É necessário PREVENIR esse tipo de experiências na infância! Instruir como não passar de geração a geração esta situação, pois passa! “Spes messis in semini” – “A esperança da colheita reside na semente”.
Todos que pensam em ter filhos ou estão em processo de gravidez necessitam serem alertados para o tipo de atenção e cuidado que irão dar à criança. Se queremos mudar o futuro necessitamos urgentemente mudar o cuidado e atenção com as crianças, principalmente no meio doméstico. Muitos pais ao serem alertados aderem a propostas de mudanças: “O amor é o que cura e também o que previne!”
Além de tudo, necessitamos que os sistemas públicos (saúde e educação) tenham este cuidado também, sejam capazes de diagnosticar e encaminhar para terapias especializadas essas crianças “difíceis” e não traumatizar ainda mais. Precisa haver uma mudança de paradigma em relação a este fato a nível dos profissionais e dos políticos, uma mudança de visão sobre a doença para que possamos ver oportunidades de melhorar e estratégias.
A divulgação deste estudo, que é uma confirmação científica de alto nível sobre o que os psicoterapeutas observam há muito tempo, é importante neste processo de mudança.

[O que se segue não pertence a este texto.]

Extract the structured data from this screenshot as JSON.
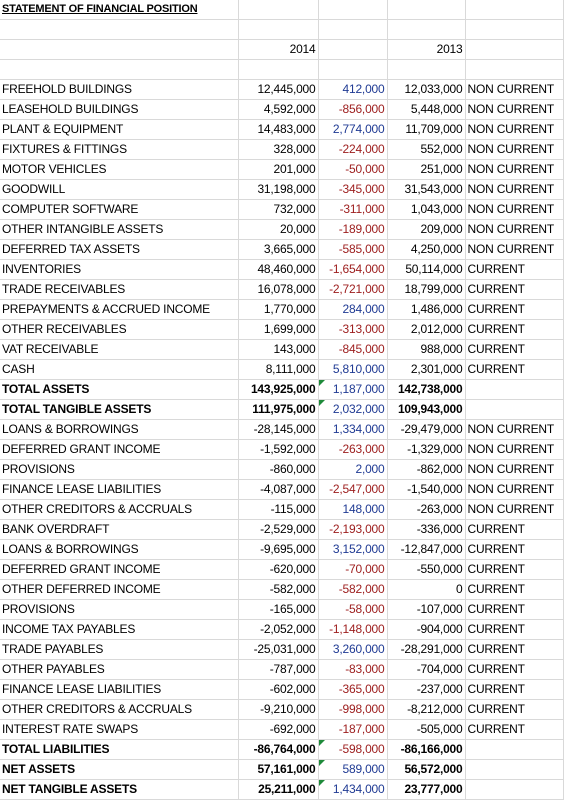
{
  "sheet": {
    "title": "STATEMENT OF FINANCIAL POSITION",
    "year_current": "2014",
    "year_prior": "2013",
    "colors": {
      "positive_diff": "#1f3a93",
      "negative_diff": "#9c1c1c",
      "error_flag": "#1e8a3a"
    },
    "rows": [
      {
        "label": "FREEHOLD BUILDINGS",
        "v2014": "12,445,000",
        "diff": "412,000",
        "v2013": "12,033,000",
        "class": "NON CURRENT",
        "bold": false
      },
      {
        "label": "LEASEHOLD BUILDINGS",
        "v2014": "4,592,000",
        "diff": "-856,000",
        "v2013": "5,448,000",
        "class": "NON CURRENT",
        "bold": false
      },
      {
        "label": "PLANT & EQUIPMENT",
        "v2014": "14,483,000",
        "diff": "2,774,000",
        "v2013": "11,709,000",
        "class": "NON CURRENT",
        "bold": false
      },
      {
        "label": "FIXTURES & FITTINGS",
        "v2014": "328,000",
        "diff": "-224,000",
        "v2013": "552,000",
        "class": "NON CURRENT",
        "bold": false
      },
      {
        "label": "MOTOR VEHICLES",
        "v2014": "201,000",
        "diff": "-50,000",
        "v2013": "251,000",
        "class": "NON CURRENT",
        "bold": false
      },
      {
        "label": "GOODWILL",
        "v2014": "31,198,000",
        "diff": "-345,000",
        "v2013": "31,543,000",
        "class": "NON CURRENT",
        "bold": false
      },
      {
        "label": "COMPUTER SOFTWARE",
        "v2014": "732,000",
        "diff": "-311,000",
        "v2013": "1,043,000",
        "class": "NON CURRENT",
        "bold": false
      },
      {
        "label": "OTHER INTANGIBLE ASSETS",
        "v2014": "20,000",
        "diff": "-189,000",
        "v2013": "209,000",
        "class": "NON CURRENT",
        "bold": false
      },
      {
        "label": "DEFERRED TAX ASSETS",
        "v2014": "3,665,000",
        "diff": "-585,000",
        "v2013": "4,250,000",
        "class": "NON CURRENT",
        "bold": false
      },
      {
        "label": "INVENTORIES",
        "v2014": "48,460,000",
        "diff": "-1,654,000",
        "v2013": "50,114,000",
        "class": "CURRENT",
        "bold": false
      },
      {
        "label": "TRADE RECEIVABLES",
        "v2014": "16,078,000",
        "diff": "-2,721,000",
        "v2013": "18,799,000",
        "class": "CURRENT",
        "bold": false
      },
      {
        "label": "PREPAYMENTS & ACCRUED INCOME",
        "v2014": "1,770,000",
        "diff": "284,000",
        "v2013": "1,486,000",
        "class": "CURRENT",
        "bold": false
      },
      {
        "label": "OTHER RECEIVABLES",
        "v2014": "1,699,000",
        "diff": "-313,000",
        "v2013": "2,012,000",
        "class": "CURRENT",
        "bold": false
      },
      {
        "label": "VAT RECEIVABLE",
        "v2014": "143,000",
        "diff": "-845,000",
        "v2013": "988,000",
        "class": "CURRENT",
        "bold": false
      },
      {
        "label": "CASH",
        "v2014": "8,111,000",
        "diff": "5,810,000",
        "v2013": "2,301,000",
        "class": "CURRENT",
        "bold": false
      },
      {
        "label": "TOTAL ASSETS",
        "v2014": "143,925,000",
        "diff": "1,187,000",
        "v2013": "142,738,000",
        "class": "",
        "bold": true,
        "flag": true
      },
      {
        "label": "TOTAL TANGIBLE ASSETS",
        "v2014": "111,975,000",
        "diff": "2,032,000",
        "v2013": "109,943,000",
        "class": "",
        "bold": true,
        "flag": true
      },
      {
        "label": "LOANS & BORROWINGS",
        "v2014": "-28,145,000",
        "diff": "1,334,000",
        "v2013": "-29,479,000",
        "class": "NON CURRENT",
        "bold": false
      },
      {
        "label": "DEFERRED GRANT INCOME",
        "v2014": "-1,592,000",
        "diff": "-263,000",
        "v2013": "-1,329,000",
        "class": "NON CURRENT",
        "bold": false
      },
      {
        "label": "PROVISIONS",
        "v2014": "-860,000",
        "diff": "2,000",
        "v2013": "-862,000",
        "class": "NON CURRENT",
        "bold": false
      },
      {
        "label": "FINANCE LEASE LIABILITIES",
        "v2014": "-4,087,000",
        "diff": "-2,547,000",
        "v2013": "-1,540,000",
        "class": "NON CURRENT",
        "bold": false
      },
      {
        "label": "OTHER CREDITORS & ACCRUALS",
        "v2014": "-115,000",
        "diff": "148,000",
        "v2013": "-263,000",
        "class": "NON CURRENT",
        "bold": false
      },
      {
        "label": "BANK OVERDRAFT",
        "v2014": "-2,529,000",
        "diff": "-2,193,000",
        "v2013": "-336,000",
        "class": "CURRENT",
        "bold": false
      },
      {
        "label": "LOANS & BORROWINGS",
        "v2014": "-9,695,000",
        "diff": "3,152,000",
        "v2013": "-12,847,000",
        "class": "CURRENT",
        "bold": false
      },
      {
        "label": "DEFERRED GRANT INCOME",
        "v2014": "-620,000",
        "diff": "-70,000",
        "v2013": "-550,000",
        "class": "CURRENT",
        "bold": false
      },
      {
        "label": "OTHER DEFERRED INCOME",
        "v2014": "-582,000",
        "diff": "-582,000",
        "v2013": "0",
        "class": "CURRENT",
        "bold": false
      },
      {
        "label": "PROVISIONS",
        "v2014": "-165,000",
        "diff": "-58,000",
        "v2013": "-107,000",
        "class": "CURRENT",
        "bold": false
      },
      {
        "label": "INCOME TAX PAYABLES",
        "v2014": "-2,052,000",
        "diff": "-1,148,000",
        "v2013": "-904,000",
        "class": "CURRENT",
        "bold": false
      },
      {
        "label": "TRADE PAYABLES",
        "v2014": "-25,031,000",
        "diff": "3,260,000",
        "v2013": "-28,291,000",
        "class": "CURRENT",
        "bold": false
      },
      {
        "label": "OTHER PAYABLES",
        "v2014": "-787,000",
        "diff": "-83,000",
        "v2013": "-704,000",
        "class": "CURRENT",
        "bold": false
      },
      {
        "label": "FINANCE LEASE LIABILITIES",
        "v2014": "-602,000",
        "diff": "-365,000",
        "v2013": "-237,000",
        "class": "CURRENT",
        "bold": false
      },
      {
        "label": "OTHER CREDITORS & ACCRUALS",
        "v2014": "-9,210,000",
        "diff": "-998,000",
        "v2013": "-8,212,000",
        "class": "CURRENT",
        "bold": false
      },
      {
        "label": "INTEREST RATE SWAPS",
        "v2014": "-692,000",
        "diff": "-187,000",
        "v2013": "-505,000",
        "class": "CURRENT",
        "bold": false
      },
      {
        "label": "TOTAL LIABILITIES",
        "v2014": "-86,764,000",
        "diff": "-598,000",
        "v2013": "-86,166,000",
        "class": "",
        "bold": true,
        "flag": true
      },
      {
        "label": "NET ASSETS",
        "v2014": "57,161,000",
        "diff": "589,000",
        "v2013": "56,572,000",
        "class": "",
        "bold": true,
        "flag": true
      },
      {
        "label": "NET TANGIBLE ASSETS",
        "v2014": "25,211,000",
        "diff": "1,434,000",
        "v2013": "23,777,000",
        "class": "",
        "bold": true,
        "flag": true
      }
    ]
  }
}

Existe possibilidade de tratamento com o reprocessamento de memórias com terapias como o EMDR – (Eye Movement Desensitization and Reprocessing) que quer dizer Dessensibilização e Reprocessamento através do Movimento Ocular. É uma abordagem com a qual trabalho já há alguns anos com muitos bons resultados e, em toda literatura sobre trauma, é reconhecido atualmente como o mais embasado e estudado método terapêutico.
Dra. Sueli Simões-
Dra. Sueli Simões nasceu na cidade de São Paulo, em 1953, pai nascido em Moure, Barcelos (Minho) e mãe nascida no interior de São Paulo, com ascendentes Europeus e Indígenas, numa interessante amalgama genética. Estudou Medicina na Escola Paulista de Medicina (1979). Especializou-se inicialmente em Ginecologia, Obstetrícia e Homeopatia, no Brasil, dedicando-se nos últimos 20 anos à Saúde Mental. A mudança de especialidade coincide com a mudança de residência em busca de raízes ancestrais, chega ao Porto em Dezembro de 1999. Vive atualmente em Gaia e exerce sua prática clínica no Porto. Com uma grande necessidade de conhecimento buscou sempre sua verdade de muitas formas e aqui partilha um pouco de sua experiência pessoal e profissional. Psicoterapeuta Certificada, Supervisora e Formadora em “Deep Memory Process” e outras técnicas de terapia regressivas. Pós-Graduação em Hipnose Clínica pela Faculdade de Psicologia e Ciências da Educação da Universidade de Lisboa. Terapeuta Certificada em EMDR (Eye Movement Desensitization and Reprocessing) pelo EMDR INSTITUTE (USA) e BSP (Brainspotting) pela Associação Portuguesa de Brainspoting.